WirtschaftsWoche, 24. Oktober 2025, Nr. 44, S. 37.
Alle paar Jahre ist es wieder so weit: Das Gespenst der Eurobonds kommt dann von Brüssel und Paris herangeflogen. Diesmal macht es Zwischenstation in Frankfurt: Laut einem Pressebericht hält Bundesbankpräsident Joachim Nagel Eurobonds zur Finanzierung von Rüstungsausgaben für eine Option.
Die Zielsetzung ist nachvollziehbar. Nichts ist derzeit wichtiger, als die Verteidigung Europas zu organisieren. Es wäre eine Katastrophe, wenn die 17 veritablen Armeen der EU der bestens ausgestatteten und kriegserprobten russischen Armee im heutigen Zustand entgegentreten müssten. Aber die Aufrüstung wird viele Jahre in Anspruch nehmen. Noch länger dürfte es dauern, die Waffensysteme zu harmonisieren. Aufrüstung ist wichtig, doch noch wichtiger wäre es, die vorhandenen Armeen unter ein gemeinsames Kommando zu stellen. Das ist keine Frage des Geldes. Sondern des Willens.
Noch so viel Geld für die Aufrüstung der europäischen Armeen ändert nichts daran, dass die 17 Armeen der 27 EU-Länder von 17 Regierungen und 17 nationalen Oberkommandos befehligt werden, die im Zweifel heillos zerstritten agieren würden. Solange dieses Problem nicht behoben ist, wird sich Putin nicht beeindrucken lassen. Die EU hat mit dem Euro gemeinsame Kassen geschaffen, doch keine politische Union. Eine politische Union, wie sie Adenauer und Kohl verstanden, ist durch ein Gewaltmonopol und eine gemeinsame Streitmacht definiert. Bei aller Begeisterung über den Euro haben die EU-Länder die Hauptsache schlichtweg vergessen und verdrängt.

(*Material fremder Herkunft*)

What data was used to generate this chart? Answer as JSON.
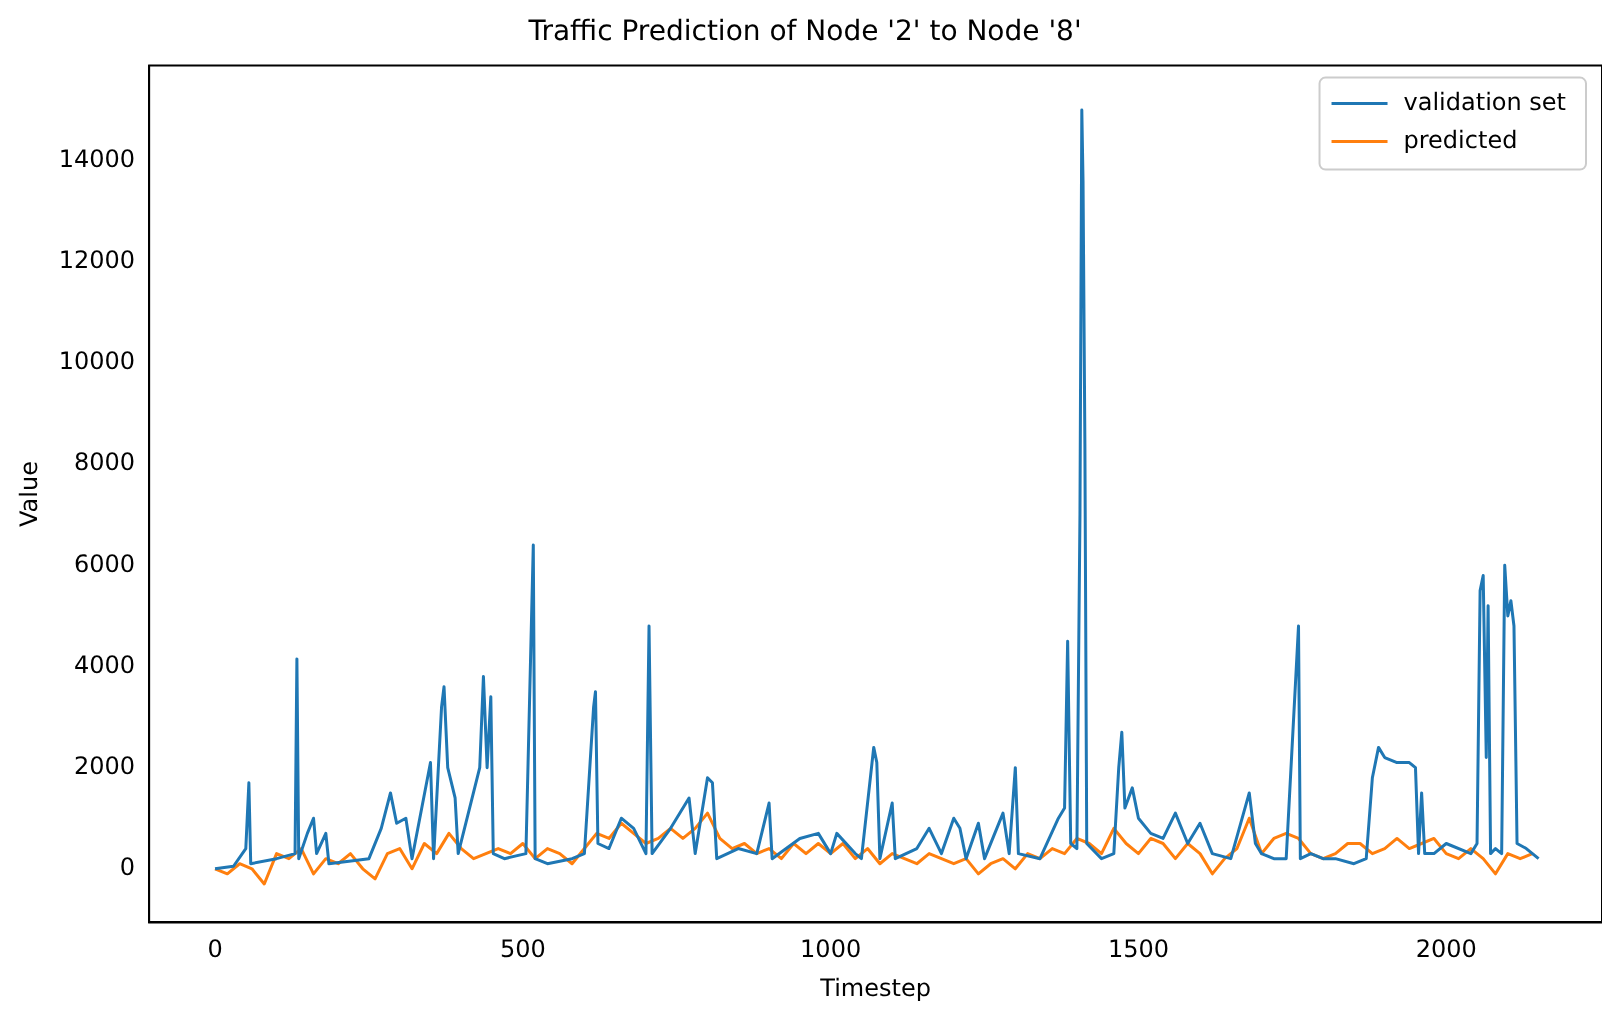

Auch die NATO hat keine gemeinsame Streitmacht. Sie hat ein Oberkommando, aber das koordiniert nur jene nationalen Waffensysteme, die ihr im Verteidigungsfall explizit unterstellt werden. Jeder Mitgliedsstaat kann entscheiden, ob, wie viel und wie lange er zur gemeinsamen Verteidigung beiträgt.
Die EU hat bei der Verteidigung keinerlei rechtliche oder faktische Kompetenz, denn es gilt das Prinzip der Einzelermächtigung. Die EU darf nur tun, wozu sie in einem Vertrag zwischen den Mitgliedsländern ermächtigt wurde. Sie hat keine Kompetenz-Kompetenz. Sie kann nicht selbst beschließen, dass sie die Verteidigung der EU-Länder koordiniert oder gar zusammenfasst. Sie kann allenfalls beschließen, den Einzelstaaten für ihre Armeen Geld zu geben. Nur darum geht es ja bei den neuen Eurobonds-Vorschlägen.
Eine europäische Verteidigungskompetenz mit einer gemeinsamen Armee bedeutet einen erheblichen Verzicht auf nationale Souveränitätsrechte. Sie lässt sich nur durch einen neuen Vertrag der Staaten schaffen. Das kann schnell geschehen, wenn der Wille besteht und die Not groß ist – aber nicht innerhalb der bestehenden EU, schon weil die notwendigen einstimmigen Entscheidungen dort nicht zustande kommen. Im Übrigen verfügt die EU nicht über ein demokratisch gewähltes Parlament, das dem One-person-one-vote-Prinzip genügt. Die Einwohner der kleinen Länder haben ein Vielfaches der Stimmrechte der großen. So verfügt ein Maltese im EU-Parlament über zehn mal so viel Stimmrecht wie ein Deutscher. Bei rein finanziellen Fragen ist das vielleicht noch tolerierbar, doch nicht, wenn es um Leben und Tod geht.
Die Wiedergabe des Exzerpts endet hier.